El pasado viernes, la primera ministra británica, Theresa May, anunciaba ante la puerta de Downing Street su decisión de dimitir como líder del partido conservador y como jefa del Ejecutivo. Al oprobio de la renuncia, esperada tras el fracaso de las negociaciones de un acuerdo de salida de la Unión Europea que se ha demostrado un verdadero laberinto, hay que sumar el hecho de que May se marcha empujada por los suyos, que no le han perdonado el intento de abrir las conversaciones a la oposición. Demasiado tarde, la premier comprendió que el único modo de desbloquear la situación era superar la política de bloques, puesto que tanto torys como laboristas están divididos en torno a esta cuestión. Curiosamente, los dos principales beneficiados de su salida serán dos políticos que han jugado a la ambigüedad calculada: el exalcalde de Londres --el histriónico Boris Johnson-- y el líder de la oposición --Jeremy Corbyn--, que avanza algunos grados en su lenta maniobra a favor de un segundo referéndum.

Con esta nueva víctima, el brexit amenaza con convertirse en el Saturno de la política británica, dispuesto a devorar a sus hijos bajo la promesa de mantener el poder en manos conservadoras. No en vano, May se hizo cargo en el 2016 de una decisión de la ciudadanía a la que ella misma había intentado oponerse, alineada con el remain junto su antecesor David Cameron, verdadero artífice de la consulta. Tal y como ha recordado la prensa inglesa este fin de semana, las diferencias entre ambos no pueden ser mayores: mientras Cameron renunciaba a su cargo con el mismo aire de alegre despreocupación con el que tomó controvertidas decisiones que han acabado por amenazar la estabilidad del país (y logros como el acuerdo de paz en el Ulster), May renunció a sus responsabilidades con el halo circunspecto que se le supone a la hija de un pastor protestante. Solo se permitió el llanto al hablar del amor --y el servicio-- a su país.

En un momento en el que se reivindican más las dotes de seducción que el sacrificio y la tenacidad, no es de extrañar que pocos hayan salido en defensa de una mujer «jodidamente difícil», como ella misma se presentaba a sus homólogos europeos. Pese a todo, muchos de sus detractores de hoy acabarán echándola de menos. Tiempo el tiempo.

Pero el escenario que deja May a sus espaldas tampoco será fácil para nadie. Ni para su sucesor al frente del Gobierno británico, ni para las autoridades europeas. De momento, los británicos conservarán sus 73 escaños en el Parlamento Europeo y el éxito del Partido del brexit de Nigel Farage en los comicios de este domingo solo puede empujar a los políticos de su país a un escenario de no acuerdo que perjudicaría a ambas partes. Además, la presencia del bufón de Kent en Estrasburgo animará al cada vez más nutrido grupo antieuropeísta formado por reaccionarios, nacionalistas y extravagantes de todo tipo liderados por el vicepresidente italiano, Matteo Salvini. Esta internacional populista, a caballo entre la altright estadounidense de Bannon y la oleada neoconservadora que llega del Este (Hungría, Polonia y Rumanía) va a exigir un nuevo esfuerzo de concertación entre las familias popular, socialista y liberal para mantener el rumbo en las instituciones comunitarias. Como sucediera en los albores del proyecto europeísta -CECA, tratados de Roma y Euratom--, el acuerdo de fuerzas políticas diversas agrupadas en torno a valores como la defensa de los derechos humanos, la democracia representativa, el Estado del bienestar y el libre comercio son hoy la única garantía de estabilidad en el continente.

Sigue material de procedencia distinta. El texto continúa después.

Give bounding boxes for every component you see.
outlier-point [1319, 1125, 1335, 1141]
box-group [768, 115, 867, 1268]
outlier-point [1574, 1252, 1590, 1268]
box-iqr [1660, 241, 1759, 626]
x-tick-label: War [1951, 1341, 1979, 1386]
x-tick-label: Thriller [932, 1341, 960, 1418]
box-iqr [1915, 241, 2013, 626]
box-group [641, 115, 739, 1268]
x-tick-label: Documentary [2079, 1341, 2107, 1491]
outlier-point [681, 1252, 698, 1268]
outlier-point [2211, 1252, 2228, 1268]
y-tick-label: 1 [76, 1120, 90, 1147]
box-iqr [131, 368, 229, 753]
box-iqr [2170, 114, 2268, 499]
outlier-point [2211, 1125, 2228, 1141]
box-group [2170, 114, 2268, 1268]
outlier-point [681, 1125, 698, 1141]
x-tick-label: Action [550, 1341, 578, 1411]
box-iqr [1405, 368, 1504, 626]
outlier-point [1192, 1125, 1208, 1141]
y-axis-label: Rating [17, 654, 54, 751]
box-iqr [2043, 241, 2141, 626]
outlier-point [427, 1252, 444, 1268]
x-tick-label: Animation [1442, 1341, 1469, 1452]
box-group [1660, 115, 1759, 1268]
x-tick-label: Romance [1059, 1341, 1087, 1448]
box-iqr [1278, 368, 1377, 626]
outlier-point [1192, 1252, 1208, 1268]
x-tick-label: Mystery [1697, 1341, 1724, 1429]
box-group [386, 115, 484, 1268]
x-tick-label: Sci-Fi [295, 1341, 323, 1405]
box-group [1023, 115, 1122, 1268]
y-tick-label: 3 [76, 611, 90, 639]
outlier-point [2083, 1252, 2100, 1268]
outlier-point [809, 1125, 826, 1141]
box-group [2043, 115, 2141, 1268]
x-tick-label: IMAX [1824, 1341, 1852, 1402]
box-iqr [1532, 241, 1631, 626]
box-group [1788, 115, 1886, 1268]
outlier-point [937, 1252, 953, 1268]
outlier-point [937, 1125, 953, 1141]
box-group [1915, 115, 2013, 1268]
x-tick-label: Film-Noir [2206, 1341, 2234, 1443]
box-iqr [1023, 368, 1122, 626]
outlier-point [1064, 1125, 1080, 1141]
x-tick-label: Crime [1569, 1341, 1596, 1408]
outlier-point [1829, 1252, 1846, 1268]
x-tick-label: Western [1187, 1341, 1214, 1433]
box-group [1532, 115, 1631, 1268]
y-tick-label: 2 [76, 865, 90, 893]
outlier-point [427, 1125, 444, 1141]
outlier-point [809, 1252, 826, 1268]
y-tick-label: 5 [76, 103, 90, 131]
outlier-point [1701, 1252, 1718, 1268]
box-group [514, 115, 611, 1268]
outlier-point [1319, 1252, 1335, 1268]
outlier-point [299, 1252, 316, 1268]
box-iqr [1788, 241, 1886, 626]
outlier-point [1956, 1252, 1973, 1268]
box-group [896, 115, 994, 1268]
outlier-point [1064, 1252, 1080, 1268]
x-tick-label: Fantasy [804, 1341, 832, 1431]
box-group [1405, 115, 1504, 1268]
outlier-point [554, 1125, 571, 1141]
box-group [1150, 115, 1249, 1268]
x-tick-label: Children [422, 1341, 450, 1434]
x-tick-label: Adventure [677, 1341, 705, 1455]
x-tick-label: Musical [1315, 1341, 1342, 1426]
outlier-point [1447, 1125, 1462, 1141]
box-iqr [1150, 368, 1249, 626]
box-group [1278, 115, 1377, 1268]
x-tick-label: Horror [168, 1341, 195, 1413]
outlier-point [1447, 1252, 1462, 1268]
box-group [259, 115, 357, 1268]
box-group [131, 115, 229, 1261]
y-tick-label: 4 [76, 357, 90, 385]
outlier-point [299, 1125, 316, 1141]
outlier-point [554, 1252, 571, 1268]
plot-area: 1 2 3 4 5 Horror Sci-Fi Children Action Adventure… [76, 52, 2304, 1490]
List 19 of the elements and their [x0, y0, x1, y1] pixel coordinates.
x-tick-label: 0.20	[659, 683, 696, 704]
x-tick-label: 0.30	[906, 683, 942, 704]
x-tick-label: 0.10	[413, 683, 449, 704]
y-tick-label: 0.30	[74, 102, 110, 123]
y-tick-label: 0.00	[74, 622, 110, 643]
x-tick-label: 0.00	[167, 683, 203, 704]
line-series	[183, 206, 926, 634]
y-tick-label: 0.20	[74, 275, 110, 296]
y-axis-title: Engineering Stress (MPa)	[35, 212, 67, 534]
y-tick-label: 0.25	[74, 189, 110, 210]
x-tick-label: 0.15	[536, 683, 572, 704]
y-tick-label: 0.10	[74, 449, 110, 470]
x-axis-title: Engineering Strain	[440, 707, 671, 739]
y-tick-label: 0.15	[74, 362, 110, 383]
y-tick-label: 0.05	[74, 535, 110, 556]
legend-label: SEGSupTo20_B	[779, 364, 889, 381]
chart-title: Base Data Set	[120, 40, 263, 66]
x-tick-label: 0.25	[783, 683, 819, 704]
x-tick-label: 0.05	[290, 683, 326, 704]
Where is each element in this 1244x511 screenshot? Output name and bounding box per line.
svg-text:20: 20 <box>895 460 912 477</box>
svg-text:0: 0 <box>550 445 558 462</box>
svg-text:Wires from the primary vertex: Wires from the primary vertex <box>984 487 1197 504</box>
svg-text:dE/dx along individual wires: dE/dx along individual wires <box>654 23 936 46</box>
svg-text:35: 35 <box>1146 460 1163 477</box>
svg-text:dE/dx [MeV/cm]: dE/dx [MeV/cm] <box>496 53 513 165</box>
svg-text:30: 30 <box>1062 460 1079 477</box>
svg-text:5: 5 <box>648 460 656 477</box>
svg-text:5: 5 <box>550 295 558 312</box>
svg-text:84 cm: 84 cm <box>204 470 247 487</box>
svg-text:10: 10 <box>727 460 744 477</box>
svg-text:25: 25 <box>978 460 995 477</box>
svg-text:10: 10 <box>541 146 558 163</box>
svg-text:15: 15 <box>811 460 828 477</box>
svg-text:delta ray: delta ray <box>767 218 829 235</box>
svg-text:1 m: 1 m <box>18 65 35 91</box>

Si, tal y como ha advertido en reiteradas ocasiones el presidente de la Comisión, Jean-Claude Juncker, no va a haber una renegociación de los términos del acuerdo alcanzado con May, todo parece indicar que solo quedan dos alternativas: una nueva prórroga en la ejecución del brexit que permita un cambio en la situación política local (elecciones generales, con el segundo referéndum como tema central) o una salida sin acuerdo. Este último escenario podría provocar un deterioro importantísimo de la economía en las Islas Británicas que trascendería, sin duda, sus fronteras. Sería el precio a pagar entre todos por la irresponsabilidad política de unos pocos.